Junit before class ( non static )

JavaJunit

Java Problem Overview


Are there any best practices to get Junit execute a function once in a test file , and it should also not be static.

like @BeforeClass on non static function?

Here is an ugly solution :

@Before void init(){
    if (init.get() == false){
        init.set(true);
        // do once block
    }
}

well this is something i dont want to do , and i am looking for an integrated junit solution.

Java Solutions


Solution 1 - Java

A simple if statement seems to work pretty well too:

@RunWith(SpringJUnit4ClassRunner.class)
@ContextConfiguration(locations = {"classpath:test-context.xml"})
public class myTest {

    public static boolean dbInit = false;

    @Autowired
    DbUtils dbUtils;

    @Before
    public void setUp(){

        if(!dbInit){

            dbUtils.dropTables();
            dbUtils.createTables();
            dbInit = true;
            
        }
    }

 ...

Solution 2 - Java

To use an empty constructor is the easiest solution. You can still override the constructor in the extended class.

But it's not optimal with all the inheritance. That's why JUnit 4 uses annotations instead.

Another option is to create a helper method in a factory/util class and let that method do the work.

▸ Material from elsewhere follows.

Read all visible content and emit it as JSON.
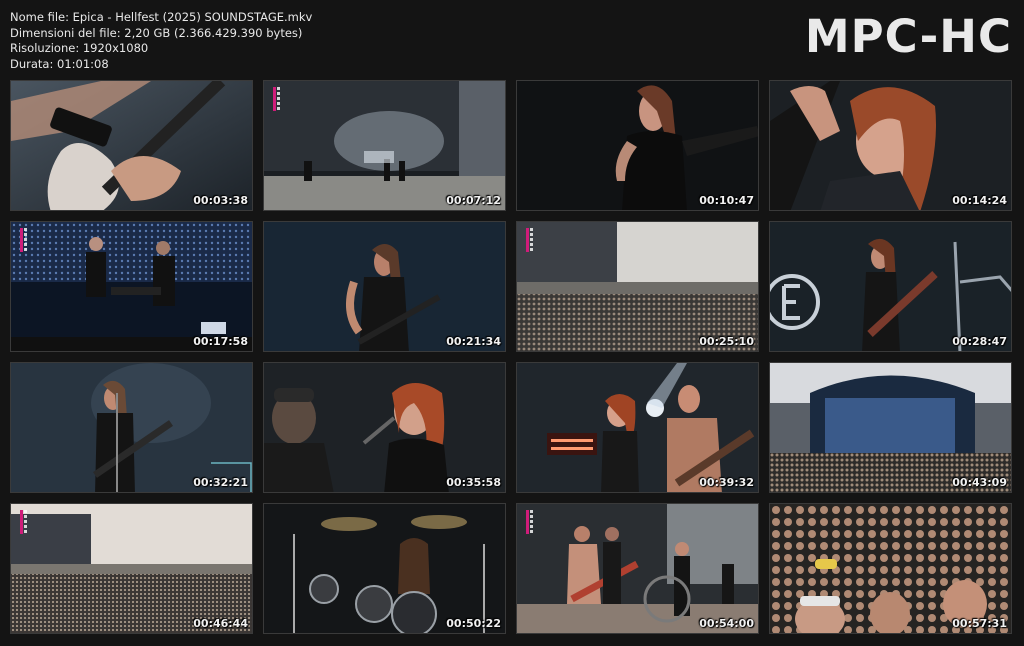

If you're using Spring, you should consider using the @TestExecutionListeners annotation. Something like this test:

@RunWith(SpringJUnit4ClassRunner.class)
@TestExecutionListeners({CustomTestExecutionListener.class, 
     DependencyInjectionTestExecutionListener.class})
@ContextConfiguration("test-config.xml")
public class DemoTest {

Spring's AbstractTestExecutionListener contains for example this empty method that you can override:

public void beforeTestClass(TestContext testContext) throws Exception {
	/* no-op */
}

NOTE: DO NOT overlook/miss DependencyInjectionTestExecutionListener while adding custom TestExecutionListeners. If you do, all the autowires will be null.

Solution 3 - Java

If you don't want to set up static initializers for one time initialization and are not particular about using JUnit, take a look at TestNG. TestNG supports non-static, one-time initialization with a variety of configuration options, all using annotations.

In TestNG, this would be equivalent to:

@org.testng.annotations.BeforeClass
public void setUpOnce() {
   // One time initialization.
}

For teardown,

@org.testng.annotations.AfterClass
public void tearDownOnce() {
   // One time tear down.
}

For the TestNG equivalent of JUnit 4's @Before and @After, you can use @BeforeMethod and @AfterMethod respectively.

Solution 4 - Java

Easily use @BeforeAllMethods/@AfterAllMethods annotations to run a method inside the instance context (non-static), where all injected values will be available.

There is a special testing library for this:

https://mvnrepository.com/artifact/org.bitbucket.radistao.test/before-after-spring-test-runner/0.1.0

https://bitbucket.org/radistao/before-after-spring-test-runner/

The only limitation: works only for Spring testing.

(I'm the developer of this testing library)

Solution 5 - Java

I've never tried but maybe you can create a no-argument constructor and call you function from there?

Solution 6 - Java

UPDATE: Please see the comment by Cherry for why the suggestion below is flawed. (Am keeping the answer on here rather than deleting as the comment may provide useful information to others as to why this doesn't work.)


Another option worth considering if using dependency injection (e.g. Spring) is @PostConstruct. This will guarantee dependency injection is complete, which wouldn't be the case in a constructor:

@PostConstruct
public void init() {
    // One-time initialization...
}

Solution 7 - Java

The article discuss 2 very nice solutions for this problem:

  1. "clean" junit with custom Runner (using interface but you could extend it with a custom annotation e.g. @BeforeInstance)
  2. Spring execution listeners as mentioned by Espen before.

Solution 8 - Java

Just use @BeforeClass:

@BeforeClass
public static void init() {
}

It doesn't make sense for init to be non-static because each test is run in a separate instance. The instance that init is run on would not match the instance of any test.

The only reason that you might want it to be non-static is to override it in subclasses, but you can do this with static methods too. Just use the same name, and only the subclass init method will be called.